Monday, July 11, 2011

The Ebert Presents At The Movies slams 3D.

http://www.ebertpresents.com/episodes/2011-07
Episode 125, July 8, 2011
It just keeps playing over and over this week. It on one of the few channels I get over the air.  The whole show slams 3D.

I couldn't disagree more with most of their arguments.

Sure some movies use 3D as a gimmick, but with today's digital technology and Moore's law with performance doubling every 18 months.  The price of adding 3D is very small and dropping fast.

Seeing 3D games on the Nintendo 3DS really is mind blowing, the kids love it. It's glasses free and you have to hold it just right to get the full effect, but they adapted quickly and love it.
Now a few more years of this and these kids will not be happy watching 2D content.

3D games and 3D TV are comming to the home, and 3D computer displays are available.  True it's pricy, but I have been following 3D now for 30 years.
From the super expensive Silicon Graphics with Silicon Image 3D display solution.
It's different this time.  There is more they can do, with low cost HD 3D graphics rendering video cards from N-Vidia and there shutter glasses.
3D camera and camcorders, there is finally an ecosystem, and enough devices to reach a critical mass.

So as all these technologies hit, it will eventually make it so watching a 2D movie will be like watching a black and white, or silent movie.

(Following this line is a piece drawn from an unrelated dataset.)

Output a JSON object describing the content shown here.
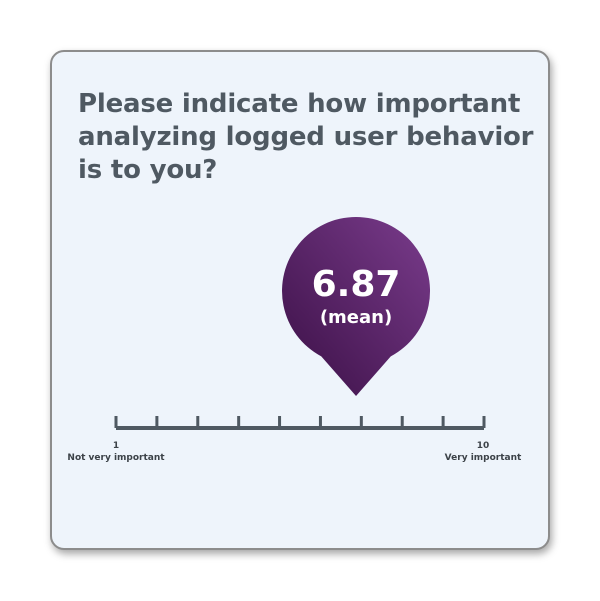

Ok maybe not that bad.
But there was a time when color was a novelty and not considered neccessary.
Even Talkies where viewed that way when they first came out.

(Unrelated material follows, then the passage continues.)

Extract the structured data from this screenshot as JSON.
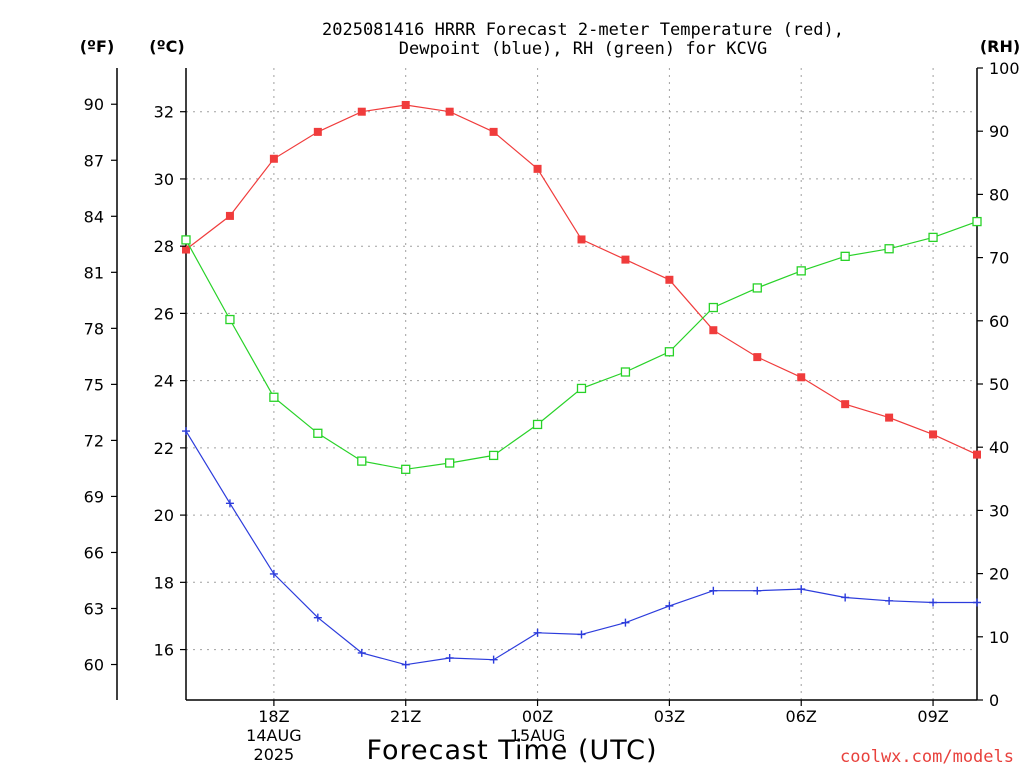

I remember reading how they had photograph records and the projectionist had to try to keep the projector running at the same speed as the record.  A/V sync, back then was not even a concept.

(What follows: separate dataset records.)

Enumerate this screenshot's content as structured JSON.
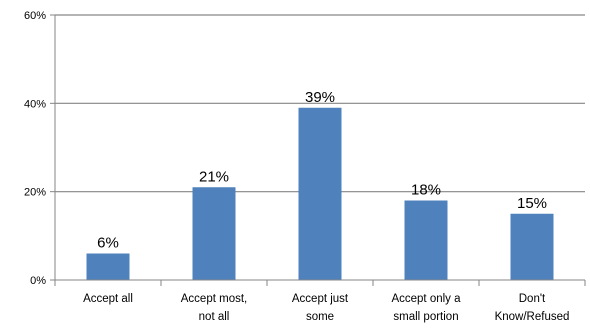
{
  "chart_data": {
    "type": "bar",
    "categories": [
      [
        "Accept all"
      ],
      [
        "Accept most,",
        "not all"
      ],
      [
        "Accept just",
        "some"
      ],
      [
        "Accept only a",
        "small portion"
      ],
      [
        "Don't",
        "Know/Refused"
      ]
    ],
    "values": [
      6,
      21,
      39,
      18,
      15
    ],
    "data_labels": [
      "6%",
      "21%",
      "39%",
      "18%",
      "15%"
    ],
    "y_ticks": [
      0,
      20,
      40,
      60
    ],
    "y_tick_labels": [
      "0%",
      "20%",
      "40%",
      "60%"
    ],
    "ylim": [
      0,
      60
    ],
    "grid": true,
    "legend": false,
    "bar_color": "#4F81BD",
    "grid_color": "#868686"
  }
}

So now it's 3D, 3D camera and imaging can add a whole new dimention to image analysis because we can extract a 3D depth map, and do the beginning of virtual view point video (free view point video), that will in 20 year be the Big hot technology.

But AR is happening fast, and 3D just plays in to that.

There is also a big push for 2D to 3D conversion also, but this is also in it's infancy and may never work better then colorization of black and white films.  It's hard to add data that doesn't exist. At best artists can try to infer what it should have been and I doubt if that will ever look anywhere's as good a properly shot 3D content.